時間加重収益率とは?評価方法と計算式
投資の初心者
時間加重収益率について教えてください。
投資研究家
時間加重収益率は、運用期間中の資金の増減の影響を除いて、運用機関の運用能力を評価するための収益率計算方法だよ。
投資の初心者
厳密法と簡便法があるそうですね。違いは何ですか?
投資研究家
厳密法は最も正確ですが、事務負担が大きいので、通常は内部収益率リンク法に基づく修正ディーツ法や修正BAI法などの簡便法が採用されているよ。
時間加重収益率とは。
「時間加重収益率」とは、運用期間中の資金の増減(企業年金の掛金や給付など)の影響を排除して、運用機関の運用力を評価するための投資収益率の計算方法です。

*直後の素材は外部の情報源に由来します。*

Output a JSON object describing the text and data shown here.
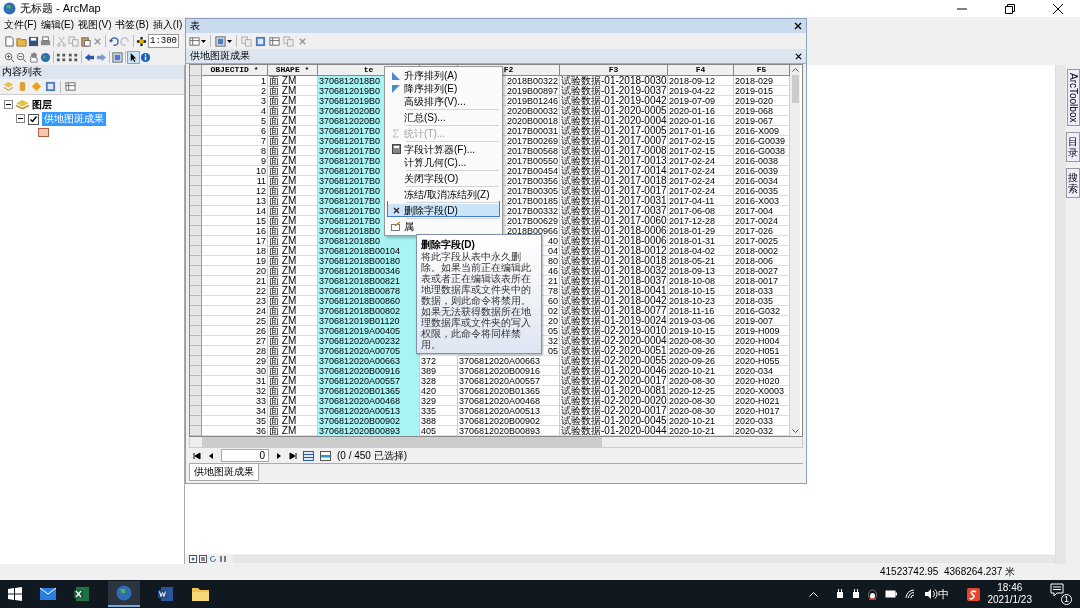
{
  "window": {
    "title": "无标题 - ArcMap"
  },
  "menu_bar": [
    "文件(F)",
    "编辑(E)",
    "视图(V)",
    "书签(B)",
    "插入(I)"
  ],
  "scale_field": {
    "value": "1:300"
  },
  "toc": {
    "title": "内容列表",
    "tree": [
      {
        "label": "图层",
        "expanded": true,
        "children": [
          {
            "label": "供地图斑成果",
            "expanded": true,
            "checked": true,
            "selected": true
          }
        ]
      }
    ]
  },
  "table_window": {
    "title": "表",
    "tab_title": "供地图斑成果",
    "columns": [
      {
        "label": "OBJECTID *",
        "selected": false
      },
      {
        "label": "SHAPE *",
        "selected": false
      },
      {
        "label": "te",
        "selected": true
      },
      {
        "selected": false
      },
      {
        "label": "F2",
        "selected": false
      },
      {
        "label": "F3",
        "selected": false
      },
      {
        "label": "F4",
        "selected": false
      },
      {
        "label": "F5",
        "selected": false
      }
    ],
    "rows": [
      {
        "objectid": "1",
        "shape": "面 ZM",
        "text": "3706812018B0",
        "f2": "2018B00322",
        "f3": "试验数据-01-2018-0030",
        "f4": "2018-09-12",
        "f5": "2018-029"
      },
      {
        "objectid": "2",
        "shape": "面 ZM",
        "text": "3706812019B0",
        "f2": "2019B00897",
        "f3": "试验数据-01-2019-0037",
        "f4": "2019-04-22",
        "f5": "2019-015"
      },
      {
        "objectid": "3",
        "shape": "面 ZM",
        "text": "3706812019B0",
        "f2": "2019B01246",
        "f3": "试验数据-01-2019-0042",
        "f4": "2019-07-09",
        "f5": "2019-020"
      },
      {
        "objectid": "4",
        "shape": "面 ZM",
        "text": "3706812020B0",
        "f2": "2020B00032",
        "f3": "试验数据-01-2020-0005",
        "f4": "2020-01-16",
        "f5": "2019-068"
      },
      {
        "objectid": "5",
        "shape": "面 ZM",
        "text": "3706812020B0",
        "f2": "2020B00018",
        "f3": "试验数据-01-2020-0004",
        "f4": "2020-01-16",
        "f5": "2019-067"
      },
      {
        "objectid": "6",
        "shape": "面 ZM",
        "text": "3706812017B0",
        "f2": "2017B00031",
        "f3": "试验数据-01-2017-0005",
        "f4": "2017-01-16",
        "f5": "2016-X009"
      },
      {
        "objectid": "7",
        "shape": "面 ZM",
        "text": "3706812017B0",
        "f2": "2017B00269",
        "f3": "试验数据-01-2017-0007",
        "f4": "2017-02-15",
        "f5": "2016-G0039"
      },
      {
        "objectid": "8",
        "shape": "面 ZM",
        "text": "3706812017B0",
        "f2": "2017B00568",
        "f3": "试验数据-01-2017-0008",
        "f4": "2017-02-15",
        "f5": "2016-G0038"
      },
      {
        "objectid": "9",
        "shape": "面 ZM",
        "text": "3706812017B0",
        "f2": "2017B00550",
        "f3": "试验数据-01-2017-0013",
        "f4": "2017-02-24",
        "f5": "2016-0038"
      },
      {
        "objectid": "10",
        "shape": "面 ZM",
        "text": "3706812017B0",
        "f2": "2017B00454",
        "f3": "试验数据-01-2017-0014",
        "f4": "2017-02-24",
        "f5": "2016-0039"
      },
      {
        "objectid": "11",
        "shape": "面 ZM",
        "text": "3706812017B0",
        "f2": "2017B00356",
        "f3": "试验数据-01-2017-0018",
        "f4": "2017-02-24",
        "f5": "2016-0034"
      },
      {
        "objectid": "12",
        "shape": "面 ZM",
        "text": "3706812017B0",
        "f2": "2017B00305",
        "f3": "试验数据-01-2017-0017",
        "f4": "2017-02-24",
        "f5": "2016-0035"
      },
      {
        "objectid": "13",
        "shape": "面 ZM",
        "text": "3706812017B0",
        "f2": "2017B00185",
        "f3": "试验数据-01-2017-0031",
        "f4": "2017-04-11",
        "f5": "2016-X003"
      },
      {
        "objectid": "14",
        "shape": "面 ZM",
        "text": "3706812017B0",
        "f2": "2017B00332",
        "f3": "试验数据-01-2017-0037",
        "f4": "2017-06-08",
        "f5": "2017-004"
      },
      {
        "objectid": "15",
        "shape": "面 ZM",
        "text": "3706812017B0",
        "f2": "2017B00629",
        "f3": "试验数据-01-2017-0060",
        "f4": "2017-12-28",
        "f5": "2017-0024"
      },
      {
        "objectid": "16",
        "shape": "面 ZM",
        "text": "3706812018B0",
        "f2": "2018B00966",
        "f3": "试验数据-01-2018-0006",
        "f4": "2018-01-29",
        "f5": "2017-026"
      },
      {
        "objectid": "17",
        "shape": "面 ZM",
        "text": "3706812018B0",
        "f2": "40",
        "f3": "试验数据-01-2018-0006",
        "f4": "2018-01-31",
        "f5": "2017-0025"
      },
      {
        "objectid": "18",
        "shape": "面 ZM",
        "text": "3706812018B00104",
        "f2": "04",
        "f3": "试验数据-01-2018-0012",
        "f4": "2018-04-02",
        "f5": "2018-0002"
      },
      {
        "objectid": "19",
        "shape": "面 ZM",
        "text": "3706812018B00180",
        "f2": "80",
        "f3": "试验数据-01-2018-0018",
        "f4": "2018-05-21",
        "f5": "2018-006"
      },
      {
        "objectid": "20",
        "shape": "面 ZM",
        "text": "3706812018B00346",
        "f2": "46",
        "f3": "试验数据-01-2018-0032",
        "f4": "2018-09-13",
        "f5": "2018-0027"
      },
      {
        "objectid": "21",
        "shape": "面 ZM",
        "text": "3706812018B00821",
        "f2": "21",
        "f3": "试验数据-01-2018-0037",
        "f4": "2018-10-08",
        "f5": "2018-0017"
      },
      {
        "objectid": "22",
        "shape": "面 ZM",
        "text": "3706812018B00878",
        "f2": "78",
        "f3": "试验数据-01-2018-0041",
        "f4": "2018-10-15",
        "f5": "2018-033"
      },
      {
        "objectid": "23",
        "shape": "面 ZM",
        "text": "3706812018B00860",
        "f2": "60",
        "f3": "试验数据-01-2018-0042",
        "f4": "2018-10-23",
        "f5": "2018-035"
      },
      {
        "objectid": "24",
        "shape": "面 ZM",
        "text": "3706812018B00802",
        "f2": "02",
        "f3": "试验数据-01-2018-0077",
        "f4": "2018-11-16",
        "f5": "2016-G032"
      },
      {
        "objectid": "25",
        "shape": "面 ZM",
        "text": "3706812019B01120",
        "f2": "20",
        "f3": "试验数据-01-2019-0024",
        "f4": "2019-03-06",
        "f5": "2019-007"
      },
      {
        "objectid": "26",
        "shape": "面 ZM",
        "text": "3706812019A00405",
        "f2": "05",
        "f3": "试验数据-02-2019-0010",
        "f4": "2019-10-15",
        "f5": "2019-H009"
      },
      {
        "objectid": "27",
        "shape": "面 ZM",
        "text": "3706812020A00232",
        "f2": "32",
        "f3": "试验数据-02-2020-0004",
        "f4": "2020-08-30",
        "f5": "2020-H004"
      },
      {
        "objectid": "28",
        "shape": "面 ZM",
        "text": "3706812020A00705",
        "f2": "05",
        "f3": "试验数据-02-2020-0051",
        "f4": "2020-09-26",
        "f5": "2020-H051"
      },
      {
        "objectid": "29",
        "shape": "面 ZM",
        "text": "3706812020A00663",
        "column_4": "372",
        "f2": "3706812020A00663",
        "f3": "试验数据-02-2020-0055",
        "f4": "2020-09-26",
        "f5": "2020-H055"
      },
      {
        "objectid": "30",
        "shape": "面 ZM",
        "text": "3706812020B00916",
        "column_4": "389",
        "f2": "3706812020B00916",
        "f3": "试验数据-01-2020-0046",
        "f4": "2020-10-21",
        "f5": "2020-034"
      },
      {
        "objectid": "31",
        "shape": "面 ZM",
        "text": "3706812020A00557",
        "column_4": "328",
        "f2": "3706812020A00557",
        "f3": "试验数据-02-2020-0017",
        "f4": "2020-08-30",
        "f5": "2020-H020"
      },
      {
        "objectid": "32",
        "shape": "面 ZM",
        "text": "3706812020B01365",
        "column_4": "420",
        "f2": "3706812020B01365",
        "f3": "试验数据-01-2020-0081",
        "f4": "2020-12-25",
        "f5": "2020-X0003"
      },
      {
        "objectid": "33",
        "shape": "面 ZM",
        "text": "3706812020A00468",
        "column_4": "329",
        "f2": "3706812020A00468",
        "f3": "试验数据-02-2020-0020",
        "f4": "2020-08-30",
        "f5": "2020-H021"
      },
      {
        "objectid": "34",
        "shape": "面 ZM",
        "text": "3706812020A00513",
        "column_4": "335",
        "f2": "3706812020A00513",
        "f3": "试验数据-02-2020-0017",
        "f4": "2020-08-30",
        "f5": "2020-H017"
      },
      {
        "objectid": "35",
        "shape": "面 ZM",
        "text": "3706812020B00902",
        "column_4": "388",
        "f2": "3706812020B00902",
        "f3": "试验数据-01-2020-0045",
        "f4": "2020-10-21",
        "f5": "2020-033"
      },
      {
        "objectid": "36",
        "shape": "面 ZM",
        "text": "3706812020B00893",
        "column_4": "405",
        "f2": "3706812020B00893",
        "f3": "试验数据-01-2020-0044",
        "f4": "2020-10-21",
        "f5": "2020-032"
      }
    ],
    "record_field": {
      "value": "0"
    },
    "selection_count": "(0 / 450 已选择)",
    "bottom_tab": "供地图斑成果"
  },
  "context_menu": [
    {
      "label": "升序排列(A)",
      "disabled": false,
      "selected": false,
      "separator_before": false
    },
    {
      "label": "降序排列(E)",
      "disabled": false,
      "selected": false,
      "separator_before": false
    },
    {
      "label": "高级排序(V)...",
      "disabled": false,
      "selected": false,
      "separator_before": false
    },
    {
      "label": "汇总(S)...",
      "disabled": false,
      "selected": false,
      "separator_before": true
    },
    {
      "label": "统计(T)...",
      "disabled": true,
      "selected": false,
      "separator_before": true
    },
    {
      "label": "字段计算器(F)...",
      "disabled": false,
      "selected": false,
      "separator_before": true
    },
    {
      "label": "计算几何(C)...",
      "disabled": false,
      "selected": false,
      "separator_before": false
    },
    {
      "label": "关闭字段(O)",
      "disabled": false,
      "selected": false,
      "separator_before": true
    },
    {
      "label": "冻结/取消冻结列(Z)",
      "disabled": false,
      "selected": false,
      "separator_before": true
    },
    {
      "label": "删除字段(D)",
      "disabled": false,
      "selected": true,
      "separator_before": true
    },
    {
      "label": "属",
      "disabled": false,
      "selected": false,
      "separator_before": true
    }
  ],
  "tooltip": {
    "title": "删除字段(D)",
    "text": "将此字段从表中永久删除。如果当前正在编辑此表或者正在编辑该表所在地理数据库或文件夹中的数据，则此命令将禁用。如果无法获得数据所在地理数据库或文件夹的写入权限，此命令将同样禁用。"
  },
  "dock_tabs": [
    "ArcToolbox",
    "目录",
    "搜索"
  ],
  "status_bar": {
    "coordinates": "41523742.95  4368264.237 米"
  },
  "taskbar": {
    "ime": "中",
    "clock_time": "18:46",
    "clock_date": "2021/1/23",
    "notification_count": "1"
  }
}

計算方法は、厳密計算で行う「厳密法」と、近似値を得る「簡便法」があります。簡便法には、「修正ディーツ法」や「修正BAI法」などがあります。精度は厳密法が最も高いですが、毎日時価評価が必要になるため複雑なため、簡便法が広く使われています。
時間加重収益率の概要
-時間加重収益率の概要-
時間加重収益率(Time-Weighted Return)とは、投資において一定期間のトータルリターンを算出する方法です。これは、複利を考慮したリターンを表し、投資された資金がどのように時間の経過とともに成長したかを示します。投資期間のキャッシュフローをすべて含め、収益の再投資の影響を反映することで、実際のリターンのより正確な測定値を提供します。この指標は、投資パフォーマンスの評価や異なる投資オプションの比較において非常に役立ちます。時間加重収益率を使用すると、時間とともに資金の成長率を明確に把握し、長期的な投資目標の達成度合いを把握できます。
運用期間中のキャッシュフローの影響を除外
運用期間中のキャッシュフローの影響を除外
時間加重収益率は、キャッシュフローの再投資の影響を考慮に入れていません。これは、再投資によって収益率が歪められる可能性があるためです。例えば、値上がりした株を早期に売却し、その収益をさらに高いリターンが期待できる投資に再投資すれば、全体的な収益率が上昇します。しかし、この上昇分の収益率は、元の投資のリターンではなく、再投資によるものです。時間加重収益率は、このようなキャッシュフローの再投資による影響を除外することで、投資の本来のパフォーマンスを評価します。
運用機関の運用能力評価における活用
運用機関の運用能力評価において、時間加重収益率(TWR)は重要な指標の1つです。TWRは、実際の投資キャッシュフローを反映した収益率を表し、定期的な投資や出金のタイミングを考慮しています。これにより、運用機関の投資戦略の有効性をより正確に評価できます。
運用能力の評価では、TWRはベンチマークや他の投資戦略に対するリスク調整後の収益率を比較するために使用されます。運用機関が市場平均以上のTWRを達成していれば、その運用能力が高いと評価できます。さらに、TWRは、異なる投資期間における運用パフォーマンスを比較するのにも役立ち、運用機関の一貫性や市場に対する適応性を判断できます。
厳密法と簡便法による計算方法
-厳密法と簡便法による計算方法-
時間加重収益率を算出する方法は、厳密法と簡便法の2つがあります。厳密法は、各評価期間の初めに保有する株式価値を基に収益率を計算する方法です。これによりより正確な収益率が得られますが、計算が複雑です。
一方、簡便法は、各評価期間の初めに保有していた株式数をもとに収益率を計算する方法です。計算が簡単ですが、厳密法に比べて収益率がやや過小に見積もられることがあります。
各種簡便法の比較
各種簡便法の比較
時間加重収益率(Time Weighted Return、TWR)を計算する簡便法には、主に「ゲオメトリック平均法」、「算術平均法」、「インデックス法」の3種類があります。
「ゲオメトリック平均法」は、期間中の収益率の乗算のn乗根を取ることで期間収益率を計算する方法です。この方法は、再投資による複利効果を考慮した正確な収益率が得られます。
「算術平均法」は、期間中の収益率を単純に合計して期間数で除することで期間収益率を計算する方法です。この方法は簡便ですが、再投資による複利効果を考慮しないため、実際よりも収益率を過大に評価する可能性があります。
「インデックス法」は、期間中に設定された特定のインデックスの変動率と、投資対象の収益率の変動率を比較することで期間収益率を推定する方法です。この方法は、インデックスに連動する投資対象の場合に有効ですが、他の場合では正確な収益率が得られない可能性があります。